Rapid Splat Renderer 0.9.0 Nearly Doubles Frame Rate with New Rendering Pipeline

Michael Rubloff

RSR 0.9.0, released by Warpgate Labs, raises end to end frame rate from approximately 80 FPS to 143 FPS on a 5.99M splat scene at 4K. Scenes with higher splat counts and denser geometry see the largest gains. The native Direct3D 12 splat viewer for Windows, also adds desktop navigation controls and a quality selector in this release.
The new fly cam uses WASD for horizontal movement and QE for vertical, with Shift tripling movement speed. Step size on desktop scales with orbit distance; in VR the same inputs mirror the thumbstick math already in use there. Left mouse button drag now handles first person look, while middle mouse button drag continues to orbit the target.
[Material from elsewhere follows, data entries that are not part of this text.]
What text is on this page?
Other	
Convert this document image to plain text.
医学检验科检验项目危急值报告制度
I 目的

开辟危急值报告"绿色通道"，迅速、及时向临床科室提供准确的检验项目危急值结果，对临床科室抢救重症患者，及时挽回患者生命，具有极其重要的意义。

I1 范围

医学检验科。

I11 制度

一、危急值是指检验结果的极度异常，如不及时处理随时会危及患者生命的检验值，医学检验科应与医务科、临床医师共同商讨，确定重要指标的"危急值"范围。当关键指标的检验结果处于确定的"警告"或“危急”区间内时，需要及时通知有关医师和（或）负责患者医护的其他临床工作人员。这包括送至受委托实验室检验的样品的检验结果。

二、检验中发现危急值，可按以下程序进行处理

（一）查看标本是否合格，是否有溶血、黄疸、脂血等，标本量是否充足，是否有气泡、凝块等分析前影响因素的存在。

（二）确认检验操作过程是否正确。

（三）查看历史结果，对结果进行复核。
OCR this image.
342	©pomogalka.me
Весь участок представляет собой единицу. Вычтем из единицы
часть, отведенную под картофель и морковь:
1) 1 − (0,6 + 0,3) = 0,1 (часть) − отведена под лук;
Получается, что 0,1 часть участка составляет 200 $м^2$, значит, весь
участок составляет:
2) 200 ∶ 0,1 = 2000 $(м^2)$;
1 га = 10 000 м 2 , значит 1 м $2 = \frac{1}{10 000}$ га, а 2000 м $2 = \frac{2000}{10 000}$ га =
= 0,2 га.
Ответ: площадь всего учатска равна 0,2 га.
A debugging tool ships alongside. The L key freezes the cull frustum in place, letting you fly the camera freely and observe which geometry the culling pass is rejecting. Building and testing that feature exposed two correctness bugs in the culling implementation, both fixed in 0.9.0.
The controls panel is now collapsible. A chevron in the title row rolls it down to just the title, filename, and splat count, recovering screen real estate during normal viewing. A Splat Quality dropdown (Low / Medium / High) appears in both the desktop overlay and the VR companion window, defaulting to High. Lower settings trade visual fidelity for additional performance headroom on top of what the pipeline rewrite already provides.
RSR loads standard PLY files and PlayCanvas SOG compressed files, renders spherical harmonics up to order 3, and sorts splats with a GPU radix sort without CPU round trips. DLSS Super Resolution is available on NVIDIA RTX hardware. The viewer is free for personal and non-commercial use; commercial licensing is handled separately.